Kelas dua SMP aku memutuskan untuk tidak melanjutkan sekolah. Sudah tak sanggup lagi rasanya menggapai cita-citaku dengan bersekolah tinggi setinggi-tingginya seperti yang lain. Aku berhenti sekolah, beranji untuk bisa menopang biaya sekolah kedua Adikku. Adikku adalah harapan lain yang harus aku pertahankan. Aku perjuangkan! Aku berjanji dalam hati agar mereka tetap sekolah hingga lulus SMU minimalnya. Aku akan mencari biayanya entah darimana dan bagaimana.
Sejak
itu hariku dihabiskan di jalanan, dari pagi hingga petang. Tidak hanya di lampu
merah, aku juga sering untuk mengamen di bus. Naik turun naik turun bus entah
di mana sampai mana lalu kemana dan akhirnya kembali ke tempatku lagi hal biasa
yang aku lalui. Panasnya matahari dan dinginnya hujan semakin membentuk siapa
dan untuk apa aku dilahirkan. Alhamdulillah, yang aku niatkan, yang aku doakan
setiap hari tidaklah sia-sia. Aku bisa menyekolahkan adikku hingga mereka lulus
SMU. Selepas SMU kedua Adikku bekerja di Mall dan Dealer motor. Hanya sebagai
SPG tapi itu sudah membuatku bersyukur, karena artinya adikku sudah mampu untuk
membiayai hidupnya dan membantu meringankan bebanku atau keluarganya.
Usiaku
dua puluh tahun waktu itu, berada di sebuah ruangan kecil. Sebuah petak kost
yang diubah menjadi entah tempat apa. Aku duduk diajak temanku Dion
mendengarkan ceramah temannya yang lain, yang berdiri dihadapan kami
mempromosikan sesuatu yang aku belum mengerti. Ada sekitar delapan orang di sana,
sebuah ruangan kecil yang sangat bergemuruh riuh dengan teriakan LUAR BIASA, WAW,
DAHSYAT, MANTAP! Dari orang-orang lain yang aku kira sekelompoknya memberikan
semangat yang terdengar mengada-ada dan dipaksakan. Hingga selesai ceramah aku
dibujuk untuk bergabung dengan kelompok mereka, tapi langsung aku tolak dengan
dua alasan. Yang pertama aku tidak memiliki uang untuk membayar atau membeli
produk jika bergabung dengan mereka. kedua aku belum terlalu mengerti apa yang
harus aku lakukan jika aku bergabung. Hari itu aku kembali ke rumah dengan
menolak halus ajakan temanku.
Sampai
di rumah fikiranku masih teringat dengan apa yang aku lihat, aku dengar siang
tadi. Ada rasa tertarik terbesit masuk dalam jiwaku, membayangkan bonus
nominal-nominal angka rupiah benar masuk ke dalam rekeningku sendiri. Indah
rasanya! Khayalanku langsung segera aku singkirkan, aku sadar aku bukan orang
yang pantas seperti mereka yang mampu, aku hanya orang yang terbiasa
kekurangan, aku hanya orang yang harus berpeluh-peluh untuk bertahan.
Seminggu
telah berlalu, temanku Dion belum menyerah membujukku. Kali ini ia memintaku
datang bersamanya lagi ke sebuah hall hotel mewah di daerahku. Ada acara
spesial katanya. Aku menurutinya karena memang selama ini ia sudah telalu
banyak membantuku sekaligus masih ada rasa penasaran dalam diriku tentang
ajakannya. Ucapannya benar, berada di dalam sebuah hall hotel yang mewah
seperti berada di dalam istana raja rasanya. Baru kali ini aku rasakan, baru
kali ini aku menginjakan kaki masuk dalam sebuah hotel. Keren rasanya!

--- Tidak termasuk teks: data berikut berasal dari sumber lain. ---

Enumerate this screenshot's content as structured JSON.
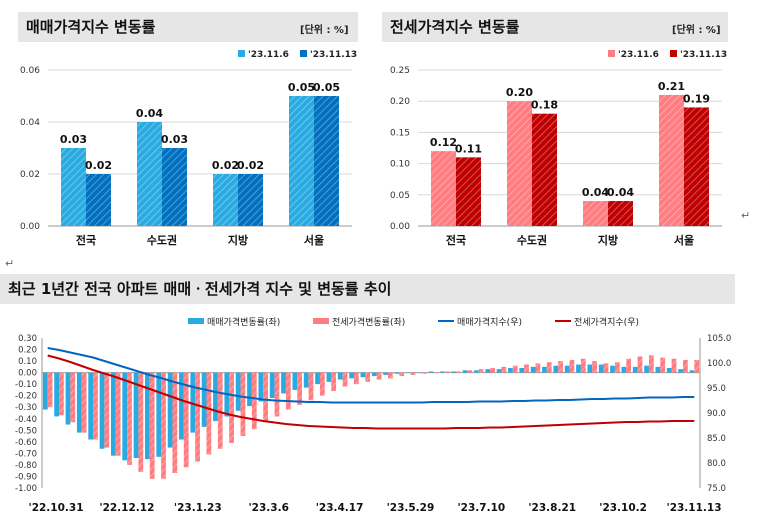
{
  "panels": {
    "sale_title": "매매가격지수 변동률",
    "sale_unit": "[단위 : %]",
    "jeonse_title": "전세가격지수 변동률",
    "jeonse_unit": "[단위 : %]",
    "trend_title": "최근 1년간 전국 아파트 매매ㆍ전세가격 지수 및 변동률 추이"
  },
  "colors": {
    "sale_prev": "#29abe2",
    "sale_cur": "#0070c0",
    "jeonse_prev": "#ff7c80",
    "jeonse_cur": "#c00000",
    "sale_index_line": "#0066c0",
    "jeonse_index_line": "#c00000",
    "title_bg": "#e6e6e6"
  },
  "chart_data": [
    {
      "type": "bar",
      "title": "매매가격지수 변동률",
      "categories": [
        "전국",
        "수도권",
        "지방",
        "서울"
      ],
      "series": [
        {
          "name": "'23.11.6",
          "values": [
            0.03,
            0.04,
            0.02,
            0.05
          ]
        },
        {
          "name": "'23.11.13",
          "values": [
            0.02,
            0.03,
            0.02,
            0.05
          ]
        }
      ],
      "ylim": [
        0,
        0.06
      ],
      "yticks": [
        "0.00",
        "0.02",
        "0.04",
        "0.06"
      ],
      "legend": "top-right",
      "grid": true
    },
    {
      "type": "bar",
      "title": "전세가격지수 변동률",
      "categories": [
        "전국",
        "수도권",
        "지방",
        "서울"
      ],
      "series": [
        {
          "name": "'23.11.6",
          "values": [
            0.12,
            0.2,
            0.04,
            0.21
          ]
        },
        {
          "name": "'23.11.13",
          "values": [
            0.11,
            0.18,
            0.04,
            0.19
          ]
        }
      ],
      "ylim": [
        0,
        0.25
      ],
      "yticks": [
        "0.00",
        "0.05",
        "0.10",
        "0.15",
        "0.20",
        "0.25"
      ],
      "legend": "top-right",
      "grid": true
    },
    {
      "type": "bar",
      "title": "최근 1년간 전국 아파트 매매ㆍ전세가격 지수 및 변동률 추이",
      "x_tick_labels": [
        "'22.10.31",
        "'22.12.12",
        "'23.1.23",
        "'23.3.6",
        "'23.4.17",
        "'23.5.29",
        "'23.7.10",
        "'23.8.21",
        "'23.10.2",
        "'23.11.13"
      ],
      "series": [
        {
          "name": "매매가격변동률(좌)",
          "kind": "bar",
          "axis": "left",
          "values": [
            -0.32,
            -0.38,
            -0.45,
            -0.52,
            -0.58,
            -0.66,
            -0.72,
            -0.76,
            -0.74,
            -0.75,
            -0.73,
            -0.65,
            -0.58,
            -0.52,
            -0.47,
            -0.42,
            -0.38,
            -0.33,
            -0.29,
            -0.25,
            -0.22,
            -0.18,
            -0.15,
            -0.13,
            -0.1,
            -0.08,
            -0.06,
            -0.05,
            -0.04,
            -0.03,
            -0.02,
            -0.01,
            0.0,
            0.0,
            0.01,
            0.01,
            0.01,
            0.02,
            0.02,
            0.03,
            0.03,
            0.04,
            0.04,
            0.05,
            0.05,
            0.06,
            0.06,
            0.07,
            0.07,
            0.07,
            0.06,
            0.05,
            0.05,
            0.06,
            0.05,
            0.04,
            0.03,
            0.02
          ]
        },
        {
          "name": "전세가격변동률(좌)",
          "kind": "bar",
          "axis": "left",
          "values": [
            -0.3,
            -0.37,
            -0.43,
            -0.52,
            -0.58,
            -0.65,
            -0.72,
            -0.8,
            -0.86,
            -0.92,
            -0.92,
            -0.87,
            -0.82,
            -0.77,
            -0.71,
            -0.66,
            -0.61,
            -0.55,
            -0.49,
            -0.43,
            -0.38,
            -0.32,
            -0.28,
            -0.24,
            -0.2,
            -0.16,
            -0.12,
            -0.1,
            -0.08,
            -0.06,
            -0.05,
            -0.03,
            -0.02,
            -0.01,
            0.0,
            0.01,
            0.01,
            0.02,
            0.03,
            0.04,
            0.05,
            0.06,
            0.07,
            0.08,
            0.09,
            0.1,
            0.11,
            0.12,
            0.1,
            0.08,
            0.09,
            0.12,
            0.14,
            0.15,
            0.13,
            0.12,
            0.11,
            0.11
          ]
        },
        {
          "name": "매매가격지수(우)",
          "kind": "line",
          "axis": "right",
          "values": [
            103.0,
            102.6,
            102.1,
            101.6,
            101.1,
            100.4,
            99.7,
            99.0,
            98.3,
            97.6,
            97.0,
            96.3,
            95.7,
            95.1,
            94.6,
            94.1,
            93.7,
            93.3,
            93.0,
            92.7,
            92.5,
            92.4,
            92.3,
            92.2,
            92.2,
            92.1,
            92.1,
            92.1,
            92.1,
            92.1,
            92.1,
            92.1,
            92.1,
            92.1,
            92.2,
            92.2,
            92.2,
            92.2,
            92.3,
            92.3,
            92.3,
            92.4,
            92.4,
            92.5,
            92.5,
            92.6,
            92.6,
            92.7,
            92.8,
            92.8,
            92.9,
            92.9,
            93.0,
            93.1,
            93.1,
            93.1,
            93.2,
            93.2
          ]
        },
        {
          "name": "전세가격지수(우)",
          "kind": "line",
          "axis": "right",
          "values": [
            101.5,
            100.9,
            100.2,
            99.4,
            98.6,
            97.9,
            97.2,
            96.4,
            95.6,
            94.8,
            94.0,
            93.2,
            92.4,
            91.7,
            91.0,
            90.3,
            89.7,
            89.2,
            88.8,
            88.4,
            88.1,
            87.8,
            87.6,
            87.4,
            87.3,
            87.2,
            87.1,
            87.0,
            87.0,
            86.9,
            86.9,
            86.9,
            86.9,
            86.9,
            86.9,
            86.9,
            87.0,
            87.0,
            87.0,
            87.1,
            87.1,
            87.2,
            87.3,
            87.4,
            87.5,
            87.6,
            87.7,
            87.8,
            87.9,
            88.0,
            88.1,
            88.2,
            88.2,
            88.3,
            88.3,
            88.4,
            88.4,
            88.4
          ]
        }
      ],
      "ylim_left": [
        -1.0,
        0.3
      ],
      "ylim_right": [
        75.0,
        105.0
      ],
      "yticks_left": [
        "0.30",
        "0.20",
        "0.10",
        "0.00",
        "-0.10",
        "-0.20",
        "-0.30",
        "-0.40",
        "-0.50",
        "-0.60",
        "-0.70",
        "-0.80",
        "-0.90",
        "-1.00"
      ],
      "yticks_right": [
        "105.0",
        "100.0",
        "95.0",
        "90.0",
        "85.0",
        "80.0",
        "75.0"
      ],
      "legend": "top-center"
    }
  ]
}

Suasana jauh lebih bergemuruh, jauh lebih bersemangat dari minggu lalu di petak
kost kecil. Di sini semuanya terasa lebih bernyawa. Penuh gairah energi, penuh
semangat. Tidak lagi terdengar dipaksakan. Aku perhatikan setiap detail yang
mereka katakan di depan gedung. Aku tanyakan kepada diriku sendiri, “Apakah aku
bisa? Apakah aku pantas?” pertanyaan itu yang muncul dalam benakku, dan belum
kujawab.
Selesai
acara Dion memperkenalkan temannya yang lain, leadernya katanya. Seorang lelaki
muda dengan jas rapi tampak seperti orang sukses dan berpendidikan tinggi
menyapaku ramah. Ia menyakinkanku dengan sungguh-sungguh. Aku menyimak semua
ucapannya sesekali aku tanyakan yang belum aku pahami. Sampai ada perkataannya
yang mengoyak hatiku, ia benar aku hanya lulusan SD, tidak tamat SMP.
Perusahaan atau kantor mana yang mau memperkerjakan aku atau mau menggunakan
tenagaku. Pertanyaan lain muncul dalam benakku “ Apakah aku akan selamanya
berada di jalanan?, mengharap belas kasih iba orang-orang yang melihatku?”

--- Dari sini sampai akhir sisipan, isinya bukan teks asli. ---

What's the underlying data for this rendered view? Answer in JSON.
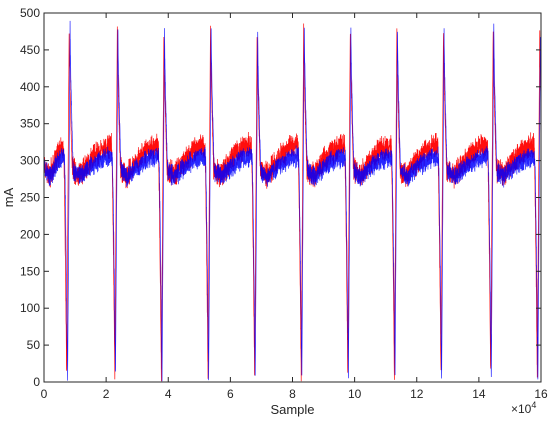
{
  "chart_data": {
    "type": "line",
    "title": "",
    "xlabel": "Sample",
    "ylabel": "mA",
    "x_exponent_label": "×10",
    "x_exponent": "4",
    "xlim": [
      0,
      16
    ],
    "ylim": [
      0,
      500
    ],
    "x_ticks": [
      "0",
      "2",
      "4",
      "6",
      "8",
      "10",
      "12",
      "14",
      "16"
    ],
    "y_ticks": [
      "0",
      "50",
      "100",
      "150",
      "200",
      "250",
      "300",
      "350",
      "400",
      "450",
      "500"
    ],
    "grid": false,
    "legend": "none",
    "series": [
      {
        "color": "#ff0000",
        "pulse_centers_x": [
          0.75,
          2.3,
          3.8,
          5.3,
          6.8,
          8.3,
          9.8,
          11.3,
          12.8,
          14.4,
          15.9
        ],
        "peak_values": [
          480,
          478,
          476,
          485,
          478,
          482,
          477,
          478,
          480,
          480,
          478
        ],
        "trough_values": [
          5,
          8,
          3,
          6,
          7,
          5,
          8,
          6,
          5,
          7,
          3
        ],
        "baseline_start": 295,
        "baseline_dip": 280,
        "baseline_end": 320,
        "noise_amplitude": 20
      },
      {
        "color": "#0000ff",
        "pulse_centers_x": [
          0.78,
          2.32,
          3.82,
          5.32,
          6.82,
          8.32,
          9.82,
          11.32,
          12.82,
          14.42,
          15.92
        ],
        "peak_values": [
          485,
          482,
          478,
          487,
          475,
          485,
          480,
          480,
          478,
          485,
          475
        ],
        "trough_values": [
          3,
          5,
          2,
          4,
          5,
          3,
          5,
          4,
          3,
          5,
          2
        ],
        "baseline_start": 292,
        "baseline_dip": 278,
        "baseline_end": 305,
        "noise_amplitude": 16
      }
    ]
  }
}
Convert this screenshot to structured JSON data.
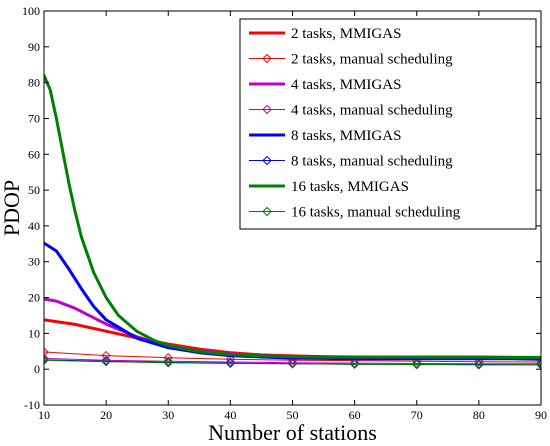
{
  "chart_data": {
    "type": "line",
    "xlabel": "Number of stations",
    "ylabel": "PDOP",
    "xlim": [
      10,
      90
    ],
    "ylim": [
      -10,
      100
    ],
    "xticks": [
      10,
      20,
      30,
      40,
      50,
      60,
      70,
      80,
      90
    ],
    "yticks": [
      -10,
      0,
      10,
      20,
      30,
      40,
      50,
      60,
      70,
      80,
      90,
      100
    ],
    "legend_position": "top-right",
    "grid": false,
    "series": [
      {
        "name": "2 tasks, MMIGAS",
        "color": "#ff0000",
        "line": "thick",
        "marker": "none",
        "x": [
          10,
          15,
          20,
          25,
          30,
          35,
          40,
          45,
          50,
          55,
          60,
          65,
          70,
          75,
          80,
          85,
          90
        ],
        "y": [
          13.8,
          12.5,
          10.6,
          8.7,
          7.0,
          5.6,
          4.6,
          4.0,
          3.7,
          3.5,
          3.4,
          3.3,
          3.3,
          3.3,
          3.3,
          3.3,
          3.2
        ]
      },
      {
        "name": "2 tasks, manual scheduling",
        "color": "#ff0000",
        "line": "thin",
        "marker": "diamond",
        "x": [
          10,
          20,
          30,
          40,
          50,
          60,
          70,
          80,
          90
        ],
        "y": [
          4.8,
          3.8,
          3.2,
          2.8,
          2.5,
          2.4,
          2.2,
          2.1,
          2.0
        ]
      },
      {
        "name": "4 tasks, MMIGAS",
        "color": "#c000c0",
        "line": "thick",
        "marker": "none",
        "x": [
          10,
          12,
          15,
          20,
          25,
          30,
          35,
          40,
          45,
          50,
          55,
          60,
          65,
          70,
          75,
          80,
          85,
          90
        ],
        "y": [
          19.6,
          19.0,
          17.0,
          12.6,
          9.0,
          6.6,
          5.1,
          4.3,
          3.8,
          3.5,
          3.3,
          3.2,
          3.1,
          3.1,
          3.0,
          3.0,
          3.0,
          2.9
        ]
      },
      {
        "name": "4 tasks, manual scheduling",
        "color": "#c000c0",
        "line": "thin",
        "marker": "diamond",
        "x": [
          10,
          20,
          30,
          40,
          50,
          60,
          70,
          80,
          90
        ],
        "y": [
          3.0,
          2.5,
          2.2,
          2.0,
          1.8,
          1.7,
          1.6,
          1.5,
          1.5
        ]
      },
      {
        "name": "8 tasks, MMIGAS",
        "color": "#0000ff",
        "line": "thick",
        "marker": "none",
        "x": [
          10,
          12,
          14,
          16,
          18,
          20,
          25,
          30,
          35,
          40,
          45,
          50,
          55,
          60,
          65,
          70,
          75,
          80,
          85,
          90
        ],
        "y": [
          35.2,
          33.0,
          28.0,
          22.5,
          17.5,
          13.8,
          8.6,
          6.0,
          4.6,
          3.8,
          3.4,
          3.1,
          3.0,
          2.9,
          2.9,
          2.9,
          2.9,
          2.9,
          2.9,
          2.8
        ]
      },
      {
        "name": "8 tasks, manual scheduling",
        "color": "#0000ff",
        "line": "thin",
        "marker": "diamond",
        "x": [
          10,
          20,
          30,
          40,
          50,
          60,
          70,
          80,
          90
        ],
        "y": [
          2.6,
          2.2,
          1.9,
          1.7,
          1.5,
          1.4,
          1.3,
          1.3,
          1.2
        ]
      },
      {
        "name": "16 tasks, MMIGAS",
        "color": "#008000",
        "line": "thick",
        "marker": "none",
        "x": [
          10,
          11,
          12,
          13,
          14,
          15,
          16,
          18,
          20,
          22,
          25,
          28,
          30,
          35,
          40,
          45,
          50,
          55,
          60,
          65,
          70,
          75,
          80,
          85,
          90
        ],
        "y": [
          82.0,
          78.0,
          70.0,
          61.0,
          52.0,
          44.0,
          37.0,
          27.0,
          20.0,
          15.0,
          10.5,
          7.8,
          6.6,
          4.9,
          4.1,
          3.7,
          3.5,
          3.4,
          3.4,
          3.4,
          3.4,
          3.4,
          3.4,
          3.3,
          3.3
        ]
      },
      {
        "name": "16 tasks, manual scheduling",
        "color": "#008000",
        "line": "thin",
        "marker": "diamond",
        "x": [
          10,
          20,
          30,
          40,
          50,
          60,
          70,
          80,
          90
        ],
        "y": [
          2.5,
          2.1,
          1.8,
          1.6,
          1.5,
          1.4,
          1.3,
          1.2,
          1.2
        ]
      }
    ]
  }
}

Tidak, aku tidak mau! Ia benar, ini sebuah peluang yang datang, mungkin hanya
sekali ini saja. Peluang yang dapat merubah hidupku, atau menghidupkan kembali
cita-citaku. Aku bulatkan hati dan tekadku. Aku putuskan untuk bergabung dengan
mereka, aku menuruti ajakan temanku Dion. Aku bergabung dengan perusahaan MLM
terkenal menurut mereka.
Sejak
saat itu kegitanku di jalanan sedikit berkurang, aku harus membagi waktu untuk
belajar persentasi materi dan mengajak orang-orang lain bergabung. Membangun
sebuah jaring-jaring piramida. Kiri kanan-kanan kiri, hanya dua jaring. Jaring
yang akan membuat hidupku lebih berarti. Sayangnya menjalankan sebuah bisnis
MLM tidak senikmat membayangkan aliran bonus yang akan masuk ke dalam rekening
kita, tidak semudah ucapan leader-leader saat persentasi dan meyakinkan orang
dalam acara yang mereka sebut seminar atau OPP (open plan presentation).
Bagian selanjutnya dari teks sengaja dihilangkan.